La principale qualité du livre est de chercher à montrer au lecteur un Montesquieu cohérent et actuel, à dissoudre les contradictions qu’on lui a imputées. On doit également souligner que la lecture de L’Esprit des lois se complète par celle des Pensées, voire par l’usage des outils de recherche comme le Catalogue de la bibliothèque de La Brède, ce qui était largement absent des publications en anglais jusqu’ici. Lire et relire Montesquieu et ses questionnements du point de vue de la théorie politique contemporaine est bénéfique pour que la recherche ne s’enferme pas dans une pure érudition. En même temps, le dialogue entre philologie et théorie politique contemporaine ne va pas de soi concernant leur approche, la littérature critique mobilisée et leur terminologie.

On peut se poser de manière légitime la question de savoir si le réseau conceptuel – particularism, regime pluralism, universalism – est vraiment adapté en dehors de la recherche anglophone. L’application de cette terminologie en français ne va pas de soi, et les rendre en d’autres langues serait vraisemblablement encore plus problématique. Montesquieu est lu et interprété à la lumière des catégories qui ne sont pas nécessairement familières aux dix-huitiémistes.

Callanan parle à plusieurs reprises des livres « often ignored », ou « often neglected » de L’Esprit des lois (entre autres concernant la religion, Pierre Bayle, etc.), ce qui ne peut être qu’une affirmation relative. En fait, aucun livre de l’ouvrage de Montesquieu n’a été négligé par les spécialistes. Une idée de Montesquieu « négligée » ou « ignorée » ne l’est donc que relativement, par exemple dans les cursus en philosophie politique ou les grandes études synthétiques, ou encore ne fait pas partie des citations les plus connues. Les projets numériques (bibliographie en ligne, éditions numériques annotées avec un moteur de recherche) vont permettre de voir plus sûrement comment se porte l’intérêt sur tel ou tel aspect de sa pensée.

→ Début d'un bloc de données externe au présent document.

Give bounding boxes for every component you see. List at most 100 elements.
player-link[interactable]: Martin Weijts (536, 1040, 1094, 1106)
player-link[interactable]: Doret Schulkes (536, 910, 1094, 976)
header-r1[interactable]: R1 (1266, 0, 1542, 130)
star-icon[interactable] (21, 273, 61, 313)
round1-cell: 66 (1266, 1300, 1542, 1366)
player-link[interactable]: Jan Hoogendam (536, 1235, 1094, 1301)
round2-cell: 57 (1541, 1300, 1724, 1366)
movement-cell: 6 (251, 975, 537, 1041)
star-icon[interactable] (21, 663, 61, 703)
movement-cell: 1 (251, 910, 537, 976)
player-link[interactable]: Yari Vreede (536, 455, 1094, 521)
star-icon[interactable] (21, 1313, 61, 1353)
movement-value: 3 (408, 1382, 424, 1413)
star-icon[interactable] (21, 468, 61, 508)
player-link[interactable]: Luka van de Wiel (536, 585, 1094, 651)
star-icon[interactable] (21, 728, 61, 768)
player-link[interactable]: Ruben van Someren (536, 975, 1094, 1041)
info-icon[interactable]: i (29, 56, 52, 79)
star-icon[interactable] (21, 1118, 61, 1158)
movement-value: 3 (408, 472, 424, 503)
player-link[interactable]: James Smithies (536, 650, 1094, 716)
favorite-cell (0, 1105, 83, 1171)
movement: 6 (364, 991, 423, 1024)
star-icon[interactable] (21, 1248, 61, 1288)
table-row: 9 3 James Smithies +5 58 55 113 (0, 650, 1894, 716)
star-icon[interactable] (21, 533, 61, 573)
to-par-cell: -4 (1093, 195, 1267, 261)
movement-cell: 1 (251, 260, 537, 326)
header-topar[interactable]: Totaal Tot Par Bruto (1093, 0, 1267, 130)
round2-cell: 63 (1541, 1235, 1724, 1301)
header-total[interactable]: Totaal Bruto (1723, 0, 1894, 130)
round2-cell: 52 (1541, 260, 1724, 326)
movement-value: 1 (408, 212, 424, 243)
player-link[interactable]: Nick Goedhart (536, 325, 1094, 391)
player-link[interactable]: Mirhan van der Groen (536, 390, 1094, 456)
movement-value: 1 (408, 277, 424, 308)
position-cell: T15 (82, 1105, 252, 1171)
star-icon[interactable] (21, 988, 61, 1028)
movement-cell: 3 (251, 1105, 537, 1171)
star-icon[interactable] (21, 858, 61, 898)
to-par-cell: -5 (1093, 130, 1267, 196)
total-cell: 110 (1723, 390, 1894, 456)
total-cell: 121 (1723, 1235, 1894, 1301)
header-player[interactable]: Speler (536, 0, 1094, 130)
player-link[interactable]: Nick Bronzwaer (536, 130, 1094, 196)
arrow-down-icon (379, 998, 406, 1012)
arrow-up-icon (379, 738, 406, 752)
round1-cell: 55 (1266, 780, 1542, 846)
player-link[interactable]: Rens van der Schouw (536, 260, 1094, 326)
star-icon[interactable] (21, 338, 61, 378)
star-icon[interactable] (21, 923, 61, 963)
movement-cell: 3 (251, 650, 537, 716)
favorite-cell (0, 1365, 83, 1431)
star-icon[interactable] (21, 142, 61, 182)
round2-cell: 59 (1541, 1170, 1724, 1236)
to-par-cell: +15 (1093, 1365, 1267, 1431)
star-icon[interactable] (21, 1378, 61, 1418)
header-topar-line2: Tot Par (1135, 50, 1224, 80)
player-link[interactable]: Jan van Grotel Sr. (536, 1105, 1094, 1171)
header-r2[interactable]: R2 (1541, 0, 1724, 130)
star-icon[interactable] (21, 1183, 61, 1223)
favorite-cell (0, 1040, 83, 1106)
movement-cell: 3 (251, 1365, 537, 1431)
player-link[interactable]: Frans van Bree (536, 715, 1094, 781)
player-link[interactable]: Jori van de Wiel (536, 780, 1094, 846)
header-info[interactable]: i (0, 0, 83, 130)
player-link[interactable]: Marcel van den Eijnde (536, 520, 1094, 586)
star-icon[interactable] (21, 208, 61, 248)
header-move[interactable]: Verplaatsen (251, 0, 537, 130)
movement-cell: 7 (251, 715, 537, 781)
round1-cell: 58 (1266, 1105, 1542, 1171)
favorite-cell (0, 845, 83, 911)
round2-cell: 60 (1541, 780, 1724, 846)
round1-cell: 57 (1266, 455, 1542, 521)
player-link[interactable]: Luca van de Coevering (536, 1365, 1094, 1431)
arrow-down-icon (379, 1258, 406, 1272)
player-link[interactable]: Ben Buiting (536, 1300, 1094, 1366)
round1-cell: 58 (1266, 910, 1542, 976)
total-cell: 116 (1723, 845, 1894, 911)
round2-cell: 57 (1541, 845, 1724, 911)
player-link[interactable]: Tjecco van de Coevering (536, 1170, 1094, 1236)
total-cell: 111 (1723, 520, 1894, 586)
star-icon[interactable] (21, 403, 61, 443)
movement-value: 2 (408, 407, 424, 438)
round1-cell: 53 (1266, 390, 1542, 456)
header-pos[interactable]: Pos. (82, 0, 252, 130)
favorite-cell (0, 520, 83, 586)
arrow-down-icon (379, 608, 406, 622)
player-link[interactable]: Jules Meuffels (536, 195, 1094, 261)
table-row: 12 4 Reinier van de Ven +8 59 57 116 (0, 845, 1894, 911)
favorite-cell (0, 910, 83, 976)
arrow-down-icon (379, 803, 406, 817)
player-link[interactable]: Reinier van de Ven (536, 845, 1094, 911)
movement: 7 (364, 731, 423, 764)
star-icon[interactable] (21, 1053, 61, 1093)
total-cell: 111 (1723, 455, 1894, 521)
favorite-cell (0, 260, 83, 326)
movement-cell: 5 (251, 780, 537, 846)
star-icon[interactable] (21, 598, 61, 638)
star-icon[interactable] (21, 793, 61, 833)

En dépit de ces remarques, il convient de souligner que l’ouvrage n’accorde pas seulement une place à Montesquieu dans la théorie libérale ; il cherche aussi à confirmer sa pertinence pour notre ère, ce qui est important pour les historiens des idées, pour les politologues, et également un encouragement pour les spécialistes travaillant à rendre accessible l’œuvre à travers des éditions scientifiques.